Homily from Fr Paul Nicholson SJ for the Feast of the Epiphany

Did you ever dream of being a star? I don’t mean becoming one by winning Strictly, or the Bake-off, or some other TV talent show. I have in mind something much more scriptural, more in line with today’s gospel and with the feast that we celebrate today. 

 The people of Israel might have been expected to be prepared for the coming of Christ. They, after all, had been receiving promises for centuries, from Isaiah and the other prophets. The kind of promises that we heard in the first reading today, and were listening to throughout the Advent season. The Gentiles, on the other hand, hadn’t been prepared in that way. They had been given no such promises. What they get instead is a star. A bright new star, appearing unexpectedly, which undoubtedly got a lot of people wondering. What was it? What did it mean? What should they do in response to its sudden appearance? 

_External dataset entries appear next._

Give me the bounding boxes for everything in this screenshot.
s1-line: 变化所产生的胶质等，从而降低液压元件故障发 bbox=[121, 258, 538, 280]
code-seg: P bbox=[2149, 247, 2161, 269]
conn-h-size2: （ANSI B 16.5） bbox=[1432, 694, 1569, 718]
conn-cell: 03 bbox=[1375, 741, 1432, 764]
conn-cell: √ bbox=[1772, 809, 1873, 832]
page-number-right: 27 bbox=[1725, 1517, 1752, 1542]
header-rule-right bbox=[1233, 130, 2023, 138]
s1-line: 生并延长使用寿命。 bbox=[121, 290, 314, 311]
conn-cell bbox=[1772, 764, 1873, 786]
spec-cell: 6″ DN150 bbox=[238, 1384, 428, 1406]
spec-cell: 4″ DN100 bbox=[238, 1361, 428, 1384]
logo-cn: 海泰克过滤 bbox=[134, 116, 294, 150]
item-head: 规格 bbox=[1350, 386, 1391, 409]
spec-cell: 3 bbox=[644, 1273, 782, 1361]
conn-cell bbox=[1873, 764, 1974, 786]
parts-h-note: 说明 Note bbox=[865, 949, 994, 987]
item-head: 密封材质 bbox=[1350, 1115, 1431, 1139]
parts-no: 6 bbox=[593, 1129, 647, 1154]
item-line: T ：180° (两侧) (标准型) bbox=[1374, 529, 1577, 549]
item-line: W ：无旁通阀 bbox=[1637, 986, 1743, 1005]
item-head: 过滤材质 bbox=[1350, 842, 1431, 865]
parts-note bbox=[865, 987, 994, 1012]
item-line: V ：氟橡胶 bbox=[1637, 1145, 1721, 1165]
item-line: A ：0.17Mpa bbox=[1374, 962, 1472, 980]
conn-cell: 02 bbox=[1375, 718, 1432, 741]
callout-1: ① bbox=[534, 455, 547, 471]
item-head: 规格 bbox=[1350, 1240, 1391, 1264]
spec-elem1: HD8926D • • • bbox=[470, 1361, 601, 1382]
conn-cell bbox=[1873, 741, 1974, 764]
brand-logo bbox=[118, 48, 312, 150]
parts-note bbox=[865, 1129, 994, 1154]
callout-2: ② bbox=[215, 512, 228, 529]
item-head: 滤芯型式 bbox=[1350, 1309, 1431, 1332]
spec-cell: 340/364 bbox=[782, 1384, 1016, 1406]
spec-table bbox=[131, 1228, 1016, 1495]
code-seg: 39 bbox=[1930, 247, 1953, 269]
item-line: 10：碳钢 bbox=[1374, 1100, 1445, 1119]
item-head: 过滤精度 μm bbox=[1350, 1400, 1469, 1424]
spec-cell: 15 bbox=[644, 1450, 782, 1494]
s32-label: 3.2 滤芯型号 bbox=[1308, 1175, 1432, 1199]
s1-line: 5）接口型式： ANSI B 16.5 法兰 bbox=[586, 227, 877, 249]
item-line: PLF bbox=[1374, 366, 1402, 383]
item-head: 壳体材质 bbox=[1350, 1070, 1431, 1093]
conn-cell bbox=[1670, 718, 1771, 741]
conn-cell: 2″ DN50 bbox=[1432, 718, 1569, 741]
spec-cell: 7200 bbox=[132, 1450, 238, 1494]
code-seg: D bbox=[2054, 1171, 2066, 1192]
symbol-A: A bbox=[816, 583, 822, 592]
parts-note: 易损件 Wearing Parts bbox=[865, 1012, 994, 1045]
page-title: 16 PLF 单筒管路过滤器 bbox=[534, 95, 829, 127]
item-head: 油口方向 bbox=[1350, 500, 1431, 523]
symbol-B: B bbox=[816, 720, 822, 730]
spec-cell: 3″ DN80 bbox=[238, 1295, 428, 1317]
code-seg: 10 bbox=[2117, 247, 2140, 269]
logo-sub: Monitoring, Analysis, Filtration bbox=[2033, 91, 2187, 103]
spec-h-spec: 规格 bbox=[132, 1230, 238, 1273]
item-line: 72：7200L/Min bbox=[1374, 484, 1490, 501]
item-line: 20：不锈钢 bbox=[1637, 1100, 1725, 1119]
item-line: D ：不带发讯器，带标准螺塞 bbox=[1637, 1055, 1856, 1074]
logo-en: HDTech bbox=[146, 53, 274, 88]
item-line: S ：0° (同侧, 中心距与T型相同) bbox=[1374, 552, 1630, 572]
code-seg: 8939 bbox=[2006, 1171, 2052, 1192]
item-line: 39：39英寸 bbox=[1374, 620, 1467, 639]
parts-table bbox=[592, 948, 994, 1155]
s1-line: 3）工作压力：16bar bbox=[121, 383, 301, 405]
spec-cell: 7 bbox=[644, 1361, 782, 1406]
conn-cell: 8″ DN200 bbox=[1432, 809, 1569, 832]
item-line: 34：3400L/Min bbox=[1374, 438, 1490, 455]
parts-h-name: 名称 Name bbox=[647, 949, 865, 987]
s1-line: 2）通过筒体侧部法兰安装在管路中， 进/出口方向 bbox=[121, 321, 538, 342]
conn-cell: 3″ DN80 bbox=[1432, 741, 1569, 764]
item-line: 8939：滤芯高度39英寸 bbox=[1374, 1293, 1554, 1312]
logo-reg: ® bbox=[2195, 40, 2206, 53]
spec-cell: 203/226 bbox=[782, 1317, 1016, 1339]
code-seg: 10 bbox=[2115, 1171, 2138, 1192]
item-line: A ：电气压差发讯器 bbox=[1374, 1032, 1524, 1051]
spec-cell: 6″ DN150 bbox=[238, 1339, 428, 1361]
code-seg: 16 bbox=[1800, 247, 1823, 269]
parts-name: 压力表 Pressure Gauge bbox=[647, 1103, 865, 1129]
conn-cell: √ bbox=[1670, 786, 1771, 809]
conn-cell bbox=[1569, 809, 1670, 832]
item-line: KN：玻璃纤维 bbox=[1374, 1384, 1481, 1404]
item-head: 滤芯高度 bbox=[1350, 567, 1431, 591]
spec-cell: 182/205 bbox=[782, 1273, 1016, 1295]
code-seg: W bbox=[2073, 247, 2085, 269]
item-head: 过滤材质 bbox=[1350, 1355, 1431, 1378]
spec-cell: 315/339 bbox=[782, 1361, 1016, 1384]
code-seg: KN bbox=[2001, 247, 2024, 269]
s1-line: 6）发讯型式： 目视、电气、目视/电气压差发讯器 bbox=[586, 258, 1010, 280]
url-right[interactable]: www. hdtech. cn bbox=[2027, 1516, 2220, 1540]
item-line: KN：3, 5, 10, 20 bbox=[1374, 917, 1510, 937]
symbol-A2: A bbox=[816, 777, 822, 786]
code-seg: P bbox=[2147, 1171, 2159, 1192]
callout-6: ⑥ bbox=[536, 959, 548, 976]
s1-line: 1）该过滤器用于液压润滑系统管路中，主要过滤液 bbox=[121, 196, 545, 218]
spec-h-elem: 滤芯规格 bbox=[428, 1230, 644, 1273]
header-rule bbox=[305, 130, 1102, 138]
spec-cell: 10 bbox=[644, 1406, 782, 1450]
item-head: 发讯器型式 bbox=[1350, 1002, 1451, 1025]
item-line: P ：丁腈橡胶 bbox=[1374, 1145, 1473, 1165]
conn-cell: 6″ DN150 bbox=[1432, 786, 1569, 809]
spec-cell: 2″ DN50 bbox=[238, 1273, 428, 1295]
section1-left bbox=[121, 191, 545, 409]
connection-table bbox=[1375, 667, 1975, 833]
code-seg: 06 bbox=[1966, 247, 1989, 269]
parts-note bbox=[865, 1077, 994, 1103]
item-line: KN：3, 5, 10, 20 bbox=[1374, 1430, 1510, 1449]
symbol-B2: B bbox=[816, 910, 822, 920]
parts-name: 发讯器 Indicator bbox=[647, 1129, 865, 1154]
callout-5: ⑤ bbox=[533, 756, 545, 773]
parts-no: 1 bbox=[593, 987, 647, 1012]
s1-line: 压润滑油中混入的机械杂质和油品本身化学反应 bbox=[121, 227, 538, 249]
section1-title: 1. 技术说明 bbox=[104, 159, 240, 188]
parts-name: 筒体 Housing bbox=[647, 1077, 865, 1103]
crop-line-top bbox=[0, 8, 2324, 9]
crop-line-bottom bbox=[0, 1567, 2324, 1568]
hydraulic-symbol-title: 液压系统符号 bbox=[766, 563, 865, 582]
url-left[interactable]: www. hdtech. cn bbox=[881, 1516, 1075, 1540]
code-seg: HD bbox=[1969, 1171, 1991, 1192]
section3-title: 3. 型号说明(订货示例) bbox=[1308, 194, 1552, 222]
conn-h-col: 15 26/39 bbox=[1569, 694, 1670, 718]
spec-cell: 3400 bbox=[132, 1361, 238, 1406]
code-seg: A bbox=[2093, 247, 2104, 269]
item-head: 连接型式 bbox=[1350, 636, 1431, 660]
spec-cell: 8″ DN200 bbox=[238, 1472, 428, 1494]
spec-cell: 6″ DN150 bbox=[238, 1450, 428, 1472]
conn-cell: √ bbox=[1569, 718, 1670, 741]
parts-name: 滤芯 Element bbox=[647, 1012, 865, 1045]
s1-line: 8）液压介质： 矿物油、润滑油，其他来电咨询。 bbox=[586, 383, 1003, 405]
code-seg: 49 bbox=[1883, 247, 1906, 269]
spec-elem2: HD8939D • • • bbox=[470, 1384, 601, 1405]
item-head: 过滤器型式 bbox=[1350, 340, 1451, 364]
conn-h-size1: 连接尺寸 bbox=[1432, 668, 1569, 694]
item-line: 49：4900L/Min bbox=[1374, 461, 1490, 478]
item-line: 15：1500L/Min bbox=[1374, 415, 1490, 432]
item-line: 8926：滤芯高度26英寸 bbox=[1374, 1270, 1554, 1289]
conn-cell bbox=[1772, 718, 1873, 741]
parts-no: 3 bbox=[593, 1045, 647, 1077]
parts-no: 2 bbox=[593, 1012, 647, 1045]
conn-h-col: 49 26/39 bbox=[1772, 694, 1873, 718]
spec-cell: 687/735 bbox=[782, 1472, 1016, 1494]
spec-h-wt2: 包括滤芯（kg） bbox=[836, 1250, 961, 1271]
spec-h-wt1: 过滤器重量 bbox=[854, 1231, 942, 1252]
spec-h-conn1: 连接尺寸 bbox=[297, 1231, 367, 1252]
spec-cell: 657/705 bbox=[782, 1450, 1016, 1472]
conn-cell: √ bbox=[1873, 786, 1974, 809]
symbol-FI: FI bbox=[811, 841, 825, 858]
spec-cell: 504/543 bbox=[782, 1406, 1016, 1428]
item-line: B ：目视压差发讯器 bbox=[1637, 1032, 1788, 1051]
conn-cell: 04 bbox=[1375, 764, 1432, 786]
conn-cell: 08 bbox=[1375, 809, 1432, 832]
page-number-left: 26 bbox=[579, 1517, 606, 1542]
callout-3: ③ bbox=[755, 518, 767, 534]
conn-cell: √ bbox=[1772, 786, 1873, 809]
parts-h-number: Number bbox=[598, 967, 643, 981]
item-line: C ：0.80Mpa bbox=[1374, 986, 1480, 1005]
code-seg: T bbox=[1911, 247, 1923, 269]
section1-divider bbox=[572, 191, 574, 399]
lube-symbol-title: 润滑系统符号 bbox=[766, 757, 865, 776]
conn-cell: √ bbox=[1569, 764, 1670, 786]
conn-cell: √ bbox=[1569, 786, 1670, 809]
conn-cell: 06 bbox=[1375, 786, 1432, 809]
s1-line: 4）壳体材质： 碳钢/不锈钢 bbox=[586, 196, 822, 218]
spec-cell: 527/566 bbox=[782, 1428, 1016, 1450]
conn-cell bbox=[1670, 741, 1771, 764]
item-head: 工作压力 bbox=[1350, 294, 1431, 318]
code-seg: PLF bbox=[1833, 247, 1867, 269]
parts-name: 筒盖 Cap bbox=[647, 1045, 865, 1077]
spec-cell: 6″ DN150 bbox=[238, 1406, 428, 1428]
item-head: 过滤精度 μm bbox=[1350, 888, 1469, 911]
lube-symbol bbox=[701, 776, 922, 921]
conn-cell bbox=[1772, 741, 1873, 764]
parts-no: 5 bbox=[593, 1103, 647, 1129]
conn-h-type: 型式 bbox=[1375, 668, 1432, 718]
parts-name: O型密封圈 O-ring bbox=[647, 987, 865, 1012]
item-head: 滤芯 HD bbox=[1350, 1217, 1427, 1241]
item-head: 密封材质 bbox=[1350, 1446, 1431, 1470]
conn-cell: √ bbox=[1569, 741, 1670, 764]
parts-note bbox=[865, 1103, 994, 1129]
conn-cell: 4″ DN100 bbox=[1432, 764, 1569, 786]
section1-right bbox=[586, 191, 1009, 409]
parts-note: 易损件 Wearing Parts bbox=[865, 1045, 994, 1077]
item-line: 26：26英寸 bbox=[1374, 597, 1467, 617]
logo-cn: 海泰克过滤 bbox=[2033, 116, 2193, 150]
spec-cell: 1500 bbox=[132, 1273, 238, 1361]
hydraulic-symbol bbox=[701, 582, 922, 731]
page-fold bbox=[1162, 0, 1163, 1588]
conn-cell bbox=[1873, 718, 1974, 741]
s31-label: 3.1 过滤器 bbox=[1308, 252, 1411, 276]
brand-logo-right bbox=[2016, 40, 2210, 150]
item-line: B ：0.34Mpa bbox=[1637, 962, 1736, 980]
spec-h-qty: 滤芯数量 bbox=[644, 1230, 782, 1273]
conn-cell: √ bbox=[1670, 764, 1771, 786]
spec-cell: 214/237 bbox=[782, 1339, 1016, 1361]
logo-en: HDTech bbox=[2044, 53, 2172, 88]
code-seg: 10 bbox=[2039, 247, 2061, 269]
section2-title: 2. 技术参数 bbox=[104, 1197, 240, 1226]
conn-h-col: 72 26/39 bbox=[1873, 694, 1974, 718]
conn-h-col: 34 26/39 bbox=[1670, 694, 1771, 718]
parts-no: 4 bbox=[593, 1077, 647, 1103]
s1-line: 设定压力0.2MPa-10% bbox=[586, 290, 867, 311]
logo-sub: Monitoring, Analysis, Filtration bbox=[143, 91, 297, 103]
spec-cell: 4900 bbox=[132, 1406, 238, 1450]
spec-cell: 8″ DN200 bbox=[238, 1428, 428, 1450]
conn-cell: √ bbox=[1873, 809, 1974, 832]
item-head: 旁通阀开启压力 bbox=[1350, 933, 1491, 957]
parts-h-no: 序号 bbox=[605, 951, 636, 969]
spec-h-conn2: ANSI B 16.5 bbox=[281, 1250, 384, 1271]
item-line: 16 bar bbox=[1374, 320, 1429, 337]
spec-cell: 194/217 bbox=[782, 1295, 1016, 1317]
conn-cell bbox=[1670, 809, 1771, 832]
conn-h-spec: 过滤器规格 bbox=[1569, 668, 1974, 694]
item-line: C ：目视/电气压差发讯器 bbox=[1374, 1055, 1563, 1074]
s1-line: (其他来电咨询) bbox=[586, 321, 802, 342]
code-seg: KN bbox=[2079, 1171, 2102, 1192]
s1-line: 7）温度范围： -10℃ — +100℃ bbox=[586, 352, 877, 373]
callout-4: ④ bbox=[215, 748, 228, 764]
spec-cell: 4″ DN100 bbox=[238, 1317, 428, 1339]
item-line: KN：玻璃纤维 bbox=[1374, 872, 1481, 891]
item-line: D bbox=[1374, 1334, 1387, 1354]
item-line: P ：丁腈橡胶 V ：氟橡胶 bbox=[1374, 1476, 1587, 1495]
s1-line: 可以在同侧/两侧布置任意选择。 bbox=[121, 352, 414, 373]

 And, as we’re told in today’s gospel, that questioning led some of them, the Magi, to make a journey. They didn’t know, at the outset, where they were going, or where they would be led to by following this star. But they set out anyway, and it turned out to be a journey that led them to discover Christ. Something which, no doubt, then changed everything for each of them. 

 That’s where you and I come in, and our call to become stars. We are, each of us, called to live our lives extraordinarily. Not necessarily to live lives of extraordinary worldly achievement, although some of you may do that. But to live in ways that are extraordinarily compassionate, extraordinarily loving, extraordinarily forgiving, extraordinarily generous. If we do that, then, like the Magis’ star, we will cause people to wonder. Why do you live like that? What does it mean? How should they respond? 

 Once they’re asking those questions, then some will set out on a journey. Not all, by any means, just as not all the people of the East accompanied the Magi on their search. But some will set out, and search, and come to find Christ, in ways that will change everything for them. 

 This is the weekly Mass at which the Jesuit community here at Farm Street comes together to pray for vocations. You might think of the Christian vocation, the vocation that we all share, as being in this way a call to be a star, living your life so extraordinarily that it will provoke some to question, and so set out on their own journey of faith. As we celebrate this feast, to which the appearance of a star is so central, let’s pray that each of us may shine brightly in a darkened world.